This work addresses the lack of systematic evaluation of embodied agents’ causal reasoning capabilities through continuous interaction in partially observable environments. To this end, we introduce the COIN benchmark, which features COIN-50—a novel embodied task suite comprising 50 everyday interactive tasks—and incorporates hierarchical structures, COIN-Primitive and COIN-Composition, to support multi-level reasoning. Leveraging a low-cost mobile AR teleoperation system, we collect demonstration data and establish baseline systems using behavior cloning, CodeAsPolicy, and vision-language-action (VLA) models. We further propose an evaluation framework that measures execution stability and generalization robustness. Experimental results reveal a significant gap between current methods’ visual understanding and action execution, particularly in multi-step causal reasoning tasks, and provide fine-grained attribution analysis to elucidate failure modes.

Generalist embodied agents must perform interactive, causally-dependent reasoning, continually interacting with the environment, acquiring information, and updating plans to solve long-horizon tasks before they could be adopted in real-life scenarios. For instance, retrieving an apple from a cabinet may require opening multiple doors and drawers before the apple becomes visible and reachable, demanding sequential interaction under partial observability. However, existing benchmarks fail to systematically evaluate this essential capability. We introduce COIN, a benchmark designed to assess interactive reasoning in realistic robotic manipulation through three key contributions.
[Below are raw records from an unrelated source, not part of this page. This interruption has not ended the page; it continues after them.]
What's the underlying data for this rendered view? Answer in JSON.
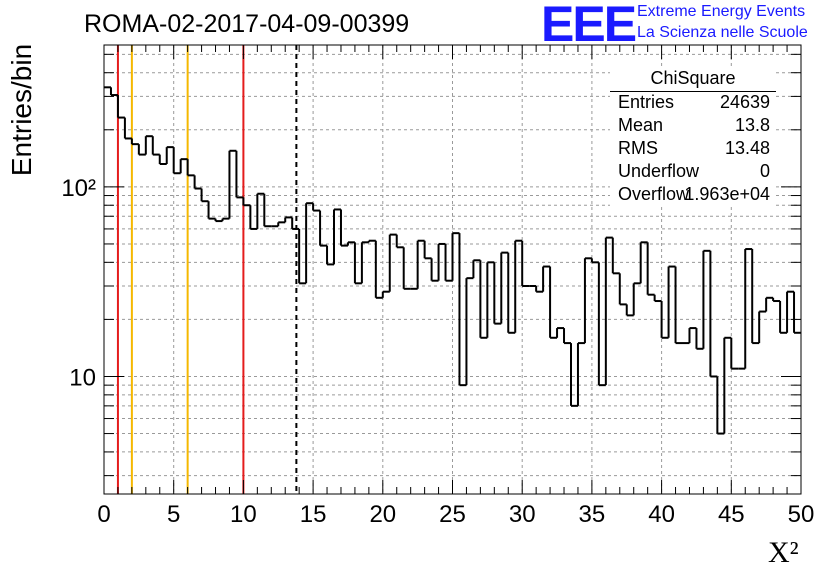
{
  "chart_data": {
    "type": "histogram-step",
    "title": "ROMA-02-2017-04-09-00399",
    "xlabel": "X²",
    "ylabel": "Entries/bin",
    "xlim": [
      0,
      50
    ],
    "ylim": [
      2.4,
      560
    ],
    "yscale": "log",
    "grid": true,
    "bin_width": 0.5,
    "x_ticks": [
      0,
      5,
      10,
      15,
      20,
      25,
      30,
      35,
      40,
      45,
      50
    ],
    "x_tick_labels": [
      "0",
      "5",
      "10",
      "15",
      "20",
      "25",
      "30",
      "35",
      "40",
      "45",
      "50"
    ],
    "y_ticks": [
      10,
      100
    ],
    "y_tick_labels": [
      "10",
      "10²"
    ],
    "bin_edges_start": 0,
    "values": [
      335,
      305,
      232,
      180,
      168,
      148,
      185,
      148,
      132,
      162,
      118,
      140,
      115,
      98,
      84,
      68,
      66,
      68,
      155,
      88,
      80,
      60,
      92,
      62,
      62,
      65,
      69,
      60,
      31,
      82,
      75,
      49,
      39,
      76,
      49,
      51,
      31,
      51,
      52,
      26,
      28,
      56,
      48,
      29,
      29,
      52,
      42,
      32,
      50,
      32,
      57,
      9,
      33,
      41,
      16,
      40,
      19,
      45,
      17,
      52,
      30,
      30,
      28,
      38,
      16,
      18,
      15,
      7,
      15,
      42,
      40,
      9,
      54,
      35,
      24,
      21,
      31,
      51,
      27,
      25,
      16,
      38,
      15,
      15,
      18,
      14,
      46,
      10,
      5,
      16,
      11,
      11,
      47,
      15,
      22,
      26,
      25,
      17,
      28,
      17,
      6,
      16,
      9,
      23,
      16,
      19,
      18,
      19,
      16,
      17,
      12,
      7,
      12,
      6,
      17,
      12,
      10,
      13,
      12,
      12,
      14,
      27,
      18,
      26,
      17,
      12,
      12,
      14,
      9,
      22,
      14,
      12,
      38,
      27,
      11,
      9,
      15,
      8,
      21,
      30,
      21,
      14,
      27,
      22,
      11,
      8,
      12,
      30,
      22,
      8,
      8,
      7,
      25,
      12,
      9,
      15,
      13,
      8,
      11,
      16,
      14,
      14,
      17,
      10,
      24,
      29,
      10,
      8,
      18,
      11,
      14,
      13,
      13,
      9,
      11,
      13,
      6,
      9,
      6,
      12,
      20,
      12,
      10,
      11,
      8,
      9,
      16,
      11,
      18,
      15,
      13,
      9,
      13,
      15,
      11,
      8,
      12,
      15,
      7,
      16
    ],
    "vertical_lines": [
      {
        "x": 1,
        "color": "#e41c1c",
        "style": "solid"
      },
      {
        "x": 2,
        "color": "#f5b800",
        "style": "solid"
      },
      {
        "x": 6,
        "color": "#f5b800",
        "style": "solid"
      },
      {
        "x": 10,
        "color": "#e41c1c",
        "style": "solid"
      },
      {
        "x": 13.8,
        "color": "#000000",
        "style": "dashed"
      }
    ],
    "colors": {
      "line": "#000000",
      "grid": "#9a9a9a",
      "logo": "#1a1aff"
    }
  },
  "logo": {
    "mark": "EEE",
    "line1": "Extreme Energy Events",
    "line2": "La Scienza nelle Scuole"
  },
  "stats": {
    "title": "ChiSquare",
    "rows": [
      {
        "label": "Entries",
        "value": "24639"
      },
      {
        "label": "Mean",
        "value": "13.8"
      },
      {
        "label": "RMS",
        "value": "13.48"
      },
      {
        "label": "Underflow",
        "value": "0"
      },
      {
        "label": "Overflow",
        "value": "1.963e+04"
      }
    ]
  }
}
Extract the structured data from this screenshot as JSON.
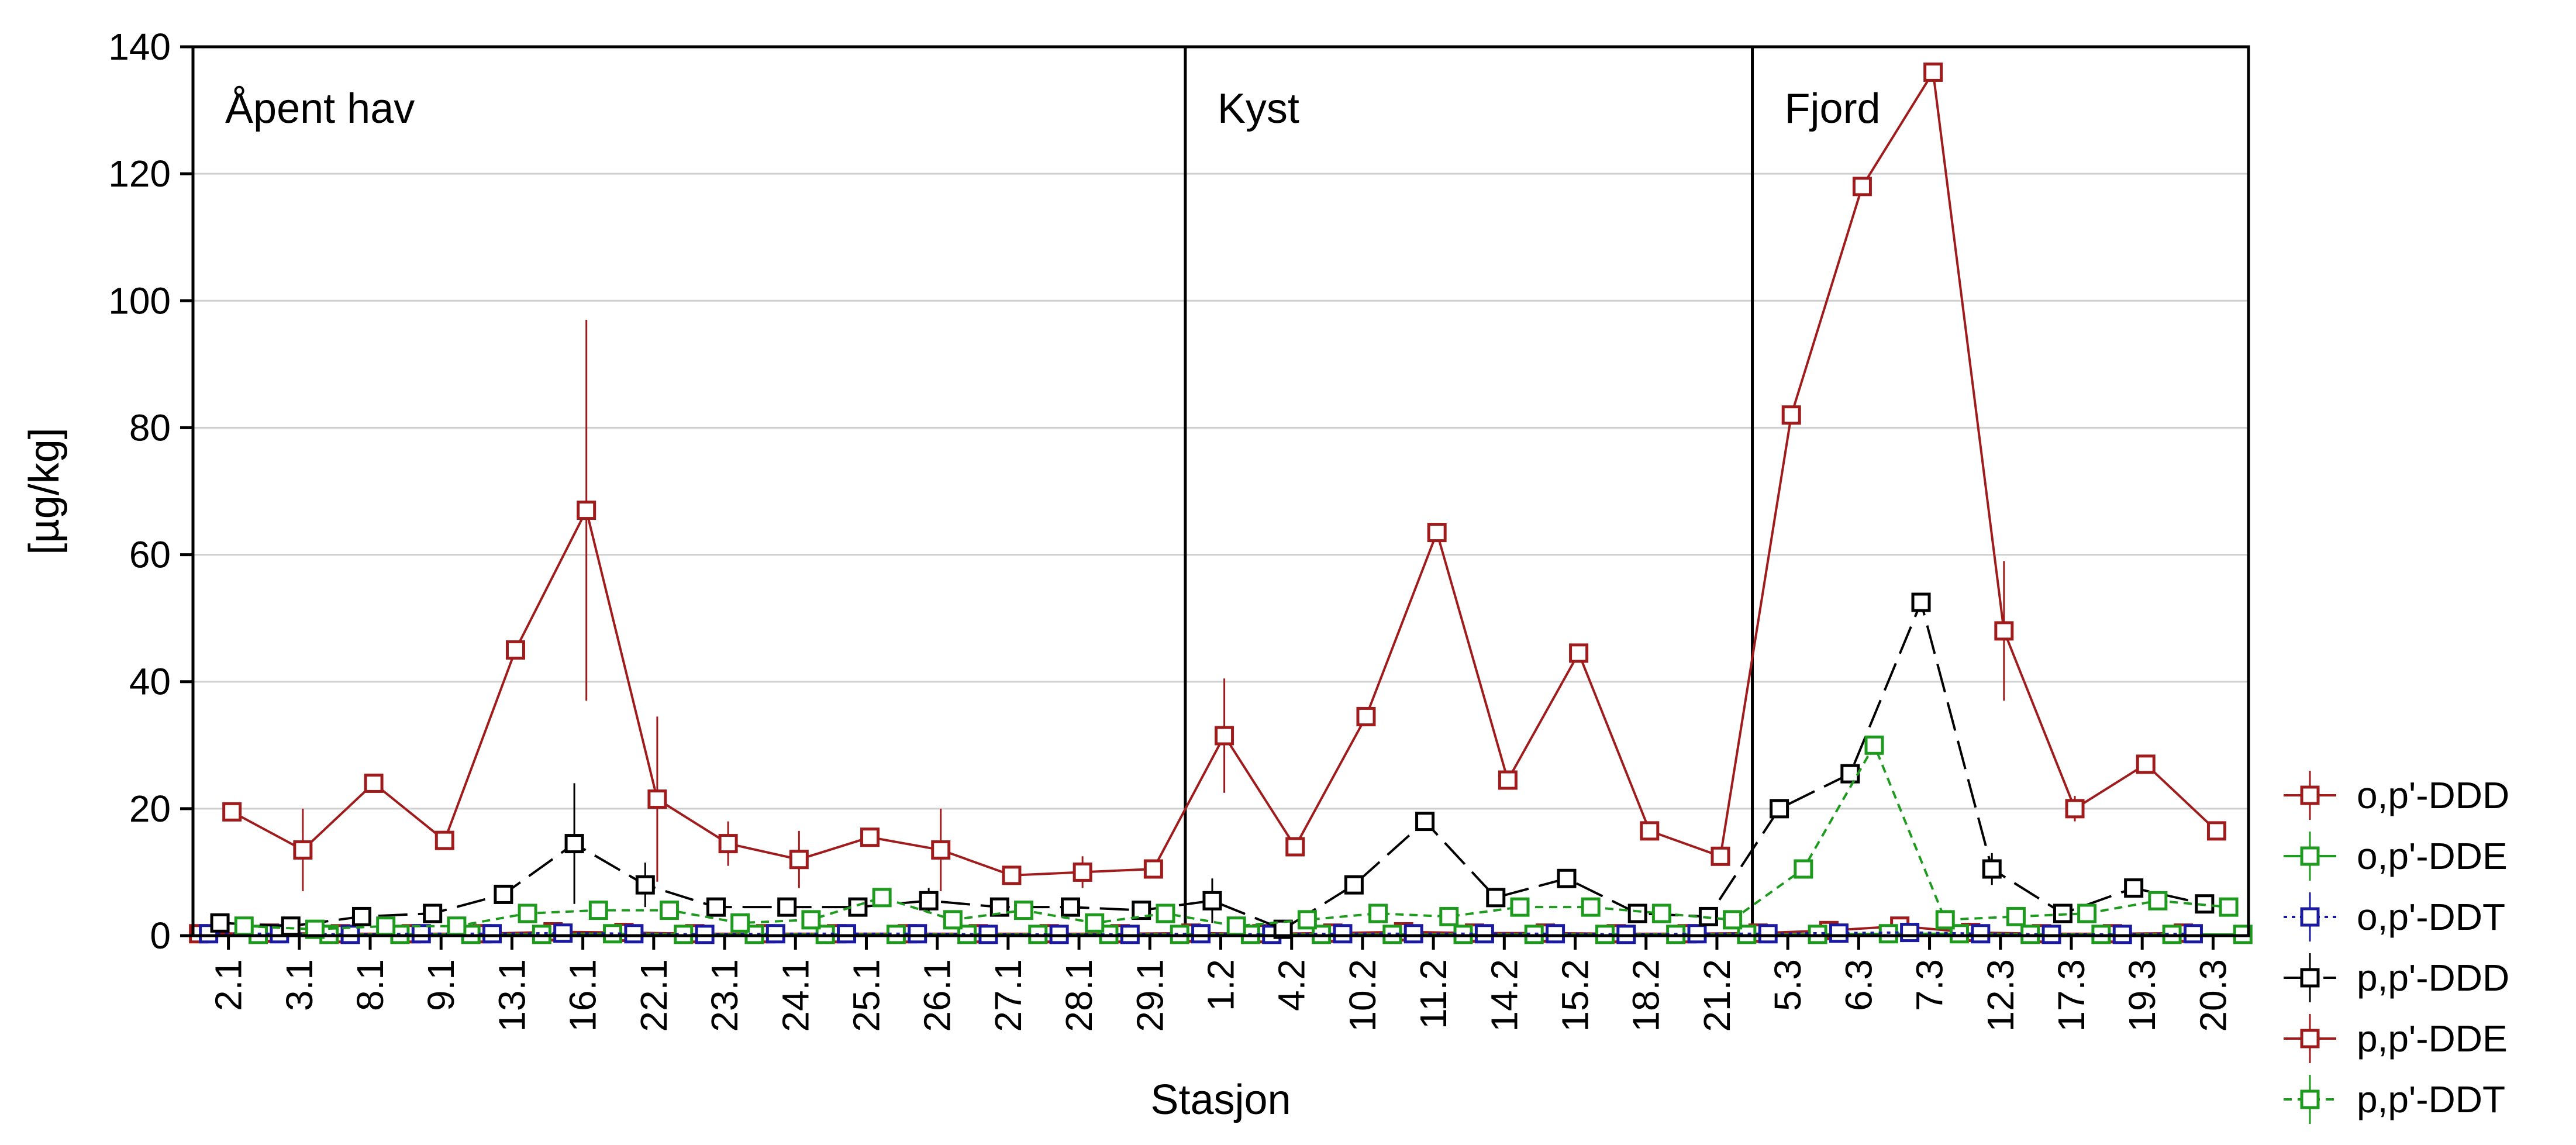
{
  "chart_data": {
    "type": "line",
    "xlabel": "Stasjon",
    "ylabel": "[µg/kg]",
    "ylim": [
      0,
      140
    ],
    "yticks": [
      0,
      20,
      40,
      60,
      80,
      100,
      120,
      140
    ],
    "grid": "horizontal",
    "legend_position": "right-bottom",
    "categories": [
      "2.1",
      "3.1",
      "8.1",
      "9.1",
      "13.1",
      "16.1",
      "22.1",
      "23.1",
      "24.1",
      "25.1",
      "26.1",
      "27.1",
      "28.1",
      "29.1",
      "1.2",
      "4.2",
      "10.2",
      "11.2",
      "14.2",
      "15.2",
      "18.2",
      "21.2",
      "5.3",
      "6.3",
      "7.3",
      "12.3",
      "17.3",
      "19.3",
      "20.3"
    ],
    "regions": [
      {
        "label": "Åpent hav",
        "from": "2.1",
        "to": "29.1"
      },
      {
        "label": "Kyst",
        "from": "1.2",
        "to": "21.2"
      },
      {
        "label": "Fjord",
        "from": "5.3",
        "to": "20.3"
      }
    ],
    "series": [
      {
        "name": "o,p'-DDD",
        "color": "#a01c1c",
        "dash": "solid",
        "values": [
          0.3,
          0.4,
          0.3,
          0.3,
          0.3,
          0.6,
          0.5,
          0.3,
          0.3,
          0.3,
          0.3,
          0.3,
          0.3,
          0.3,
          0.4,
          0.3,
          0.4,
          0.6,
          0.4,
          0.4,
          0.3,
          0.3,
          0.4,
          0.8,
          1.5,
          0.5,
          0.3,
          0.3,
          0.4
        ]
      },
      {
        "name": "o,p'-DDE",
        "color": "#1e9a1e",
        "dash": "solid",
        "values": [
          0.2,
          0.2,
          0.2,
          0.2,
          0.2,
          0.3,
          0.2,
          0.2,
          0.2,
          0.2,
          0.2,
          0.2,
          0.2,
          0.2,
          0.2,
          0.2,
          0.2,
          0.2,
          0.2,
          0.2,
          0.2,
          0.2,
          0.2,
          0.3,
          0.3,
          0.2,
          0.2,
          0.2,
          0.2
        ]
      },
      {
        "name": "o,p'-DDT",
        "color": "#1a1aa0",
        "dash": "dotted",
        "values": [
          0.3,
          0.3,
          0.2,
          0.3,
          0.3,
          0.4,
          0.3,
          0.2,
          0.3,
          0.3,
          0.3,
          0.2,
          0.2,
          0.2,
          0.3,
          0.2,
          0.3,
          0.3,
          0.3,
          0.3,
          0.2,
          0.3,
          0.3,
          0.4,
          0.5,
          0.3,
          0.2,
          0.2,
          0.3
        ]
      },
      {
        "name": "p,p'-DDD",
        "color": "#000000",
        "dash": "longdash",
        "values": [
          2.0,
          1.5,
          3.0,
          3.5,
          6.5,
          14.5,
          8.0,
          4.5,
          4.5,
          4.5,
          5.5,
          4.5,
          4.5,
          4.0,
          5.5,
          1.0,
          8.0,
          18.0,
          6.0,
          9.0,
          3.5,
          3.0,
          20.0,
          25.5,
          52.5,
          10.5,
          3.5,
          7.5,
          5.0
        ],
        "error": [
          0,
          0,
          0,
          0,
          0,
          9.5,
          3.5,
          0,
          0,
          0,
          2.0,
          0,
          0,
          0,
          3.5,
          0,
          0,
          0,
          0,
          0,
          0,
          0,
          0,
          0,
          0,
          2.5,
          0,
          0,
          0
        ]
      },
      {
        "name": "p,p'-DDE",
        "color": "#a01c1c",
        "dash": "solid",
        "values": [
          19.5,
          13.5,
          24.0,
          15.0,
          45.0,
          67.0,
          21.5,
          14.5,
          12.0,
          15.5,
          13.5,
          9.5,
          10.0,
          10.5,
          31.5,
          14.0,
          34.5,
          63.5,
          24.5,
          44.5,
          16.5,
          12.5,
          82.0,
          118.0,
          136.0,
          48.0,
          20.0,
          27.0,
          16.5
        ],
        "error": [
          0,
          6.5,
          0,
          0,
          0,
          30.0,
          13.0,
          3.5,
          4.5,
          0,
          6.5,
          0,
          2.5,
          0,
          9.0,
          0,
          0,
          0,
          0,
          0,
          0,
          0,
          0,
          0,
          0,
          11.0,
          2.0,
          0,
          0
        ]
      },
      {
        "name": "p,p'-DDT",
        "color": "#1e9a1e",
        "dash": "dashed",
        "values": [
          1.5,
          1.0,
          1.5,
          1.5,
          3.5,
          4.0,
          4.0,
          2.0,
          2.5,
          6.0,
          2.5,
          4.0,
          2.0,
          3.5,
          1.5,
          2.5,
          3.5,
          3.0,
          4.5,
          4.5,
          3.5,
          2.5,
          10.5,
          30.0,
          2.5,
          3.0,
          3.5,
          5.5,
          4.5
        ],
        "error": [
          0,
          0,
          0,
          0,
          0,
          0,
          1.5,
          0,
          0,
          0,
          0,
          0,
          0,
          0,
          0,
          0,
          0,
          0,
          0,
          0,
          0,
          0,
          0,
          0,
          0,
          0,
          0,
          0,
          0
        ]
      }
    ]
  }
}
First, we construct COIN-50: 50 interactive tasks in daily scenarios, and create COIN-Primitive required by causally-dependent tasks, and COIN-Composition with mid-term complexity for skill learning and generalization evaluation. Second, we develop a low-cost mobile AR teleoperation system and collect the COIN-Primitive Dataset with 50 demonstrations per primitive task (1,000 in total). Third, we develop systematic evaluation metrics about execution stability and generalization robustness to evaluate CodeAsPolicy, VLA, and language-conditioned H-VLA approaches. Our comprehensive evaluation reveals critical limitations in current methods: models struggle with interactive reasoning tasks due to significant gaps between visual understanding and motor execution. We provide fine-grained analysis of these limitations.